How it works: The science behind telepathy

Date:12 December 2019 Author: Lucinda Dordley

Scientists have been intrigued by extrasensory perception (ESP) for decades now. This refers to information that is received outside of our five senses – touch, sight, hearing, smell and taste. ESP includes phenomena such as telepathy, clairvoyance and the knowledge of future events.

These phenomena cannot be measured, and are often dismissed as figments of the imagination or fantasy.

Over the years, studies have found that we have the ability to “read” one another’s minds, as we have neurons in our brains that are known as automatic mirrors. A mirror neuron is a neuron that fires when someone carries out an act, and also views someone else carrying out the same act. Such behaviour has been noted in primates as well.

These mirrors help us automatically understand the emotions of others, and sometimes their intentions as well.

In one such study, Professor Gegor Domes of Rostock University in Germany found that there are some drugs that can enhance this sense. Domes and his colleagues found that the ability to better interpret these social cues can be helped by oxytocin, a hormone that creates a sense of trust. It also aids in enhancing social behaviour.

In 2008, another study was conducted by psychiatrist Ganesan Venkatasubramanian. Here, a mentalist – someone who is reportedly telepathic – was asked to participate, as well as a control subject. The mentalist was asked to recreate a picture that was hidden. Venkatasubramanian’s investigation found that the mentalist was able to successfully recreate the image – although not exactly the same, it was similar enough to be passable. The investigations also found that while the mentalist was drawing the image, the right parahippocampal gyrus (PHG) was active. This region plays an important role in memory encoding and retrieval.

Reportedly, the biological predisposition of transferring thoughts is not just limited to humans. It is believed that birds who flock and wheel together are similar to telepathy.  Experimental physicist Jure Demsar and computer scientist Iztok Lebar Bajek demonstrated that such group behaviour may be explained by language-related rule-based computational systems.
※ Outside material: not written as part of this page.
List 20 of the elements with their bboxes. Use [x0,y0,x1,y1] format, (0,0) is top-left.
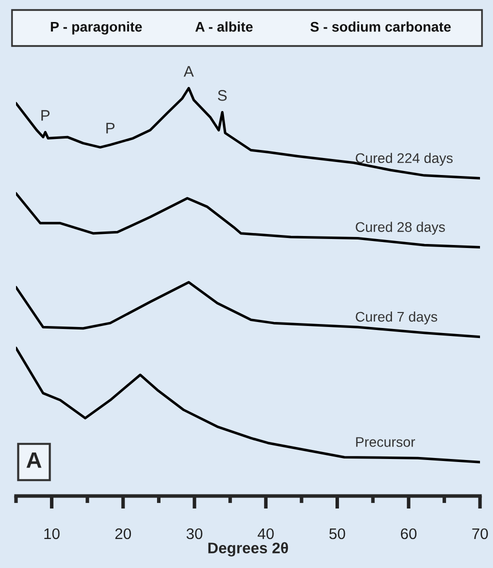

This suggests that there may be a built-in logic behind group behaviour, and they do not necessarily transcend the laws of nature.

Based on preliminary research, scientists found that:

– Our brains are wired to pick up subtle social cues

– Our brains are also wired to reflect intentions and emotions in the presence of others

– Our brains cannot as easily across large distances

– If there are people with telepathic abilities, some are more capable than others

– The hippocampal and parahippocampal brain regions may be involved in telepathic communication, as they are also involved in integrating memories and detecting subtle aspects of language communication.